Good point - I hadn't thought of that. Backing out is second nature to me (that's the way I was taught by my shop teacher many years ago), and I forgot why I even do it!


----------



## pianoman (Jan 16, 2008)

When i`m drilling deep holes...depending on the size of material...start with a fresh bit...take shallow steps and if you can spin the work piece 180 degrees between shallow drillings...this will help offset a slightly out of plumb set-up. Rick


----------



## Handyman (Jan 2, 2008)

you can put a straight drill bit in the chuck and lower the table on your drill press a little, and using a tri-square check your settings. I have see folks use a level to set the table. Bad idea. Always set table to the chuck with a straight bit in it. If all this is good, your hole should come out right.
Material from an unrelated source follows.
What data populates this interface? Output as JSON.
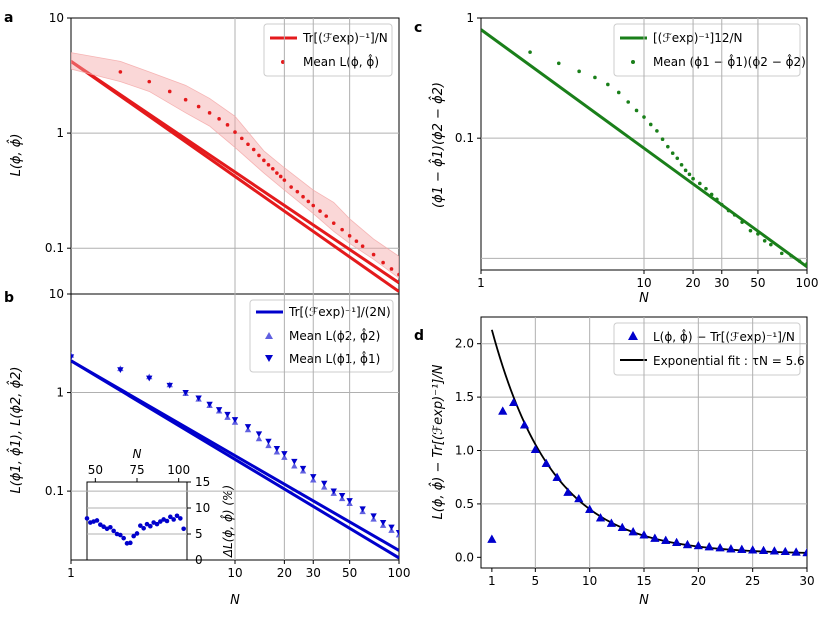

One more thing, everything has to be tight in order to get a good reading.


----------



## boondocker (May 31, 2008)

Handyman said:


> you can put a straight drill bit in the chuck and lower the table on your drill press a little, and using a tri-square check your settings. I have see folks use a level to set the table. Bad idea. Always set table to the chuck with a straight bit in it. If all this is good, your hole should come out right. One more thing, everything has to be tight in order to get a good reading.


I have a 12" piece of drill rod used for this task. I've found that a bit just isn't long enough to get a really good 90 degree measurement.


----------



## BHOFM (Oct 14, 2008)

This thread got me thinking so I checked my drill
press. First I got a straight bit, and ran it up and
down against the the side of the stock I was going
to drill, 2" wide 1" oak. Then I turned the stock
90` and rechecked it. It was going straight up
and down the side of the stock.

I drilled a 7/8 hole with a spade bit, a good one
BTW. 

It was off about a 32nd. I turned the stock 180`
in the fixture and drilled another hole. It was off
the same amount in the same direction in relation
to the stock, not the fixture. 

It was off in the direction of the grain. 

I got another piece of stock with a straighter
grain pattern and drilled another hole, this time
it was perfect.

I also tried it with a piece of ceder with angled
grain and it was off in the direction of the grain.
With a straighter grain piece it was dead on.

I think the bit is following the grain!


----------



## boondocker (May 31, 2008)

Mark both sides of the work piece. Drill half way through from one side, then flip the workpiece and drill through on the opposit side. The hole will aligh as the drill bit evens out teh hole in the middle.


----------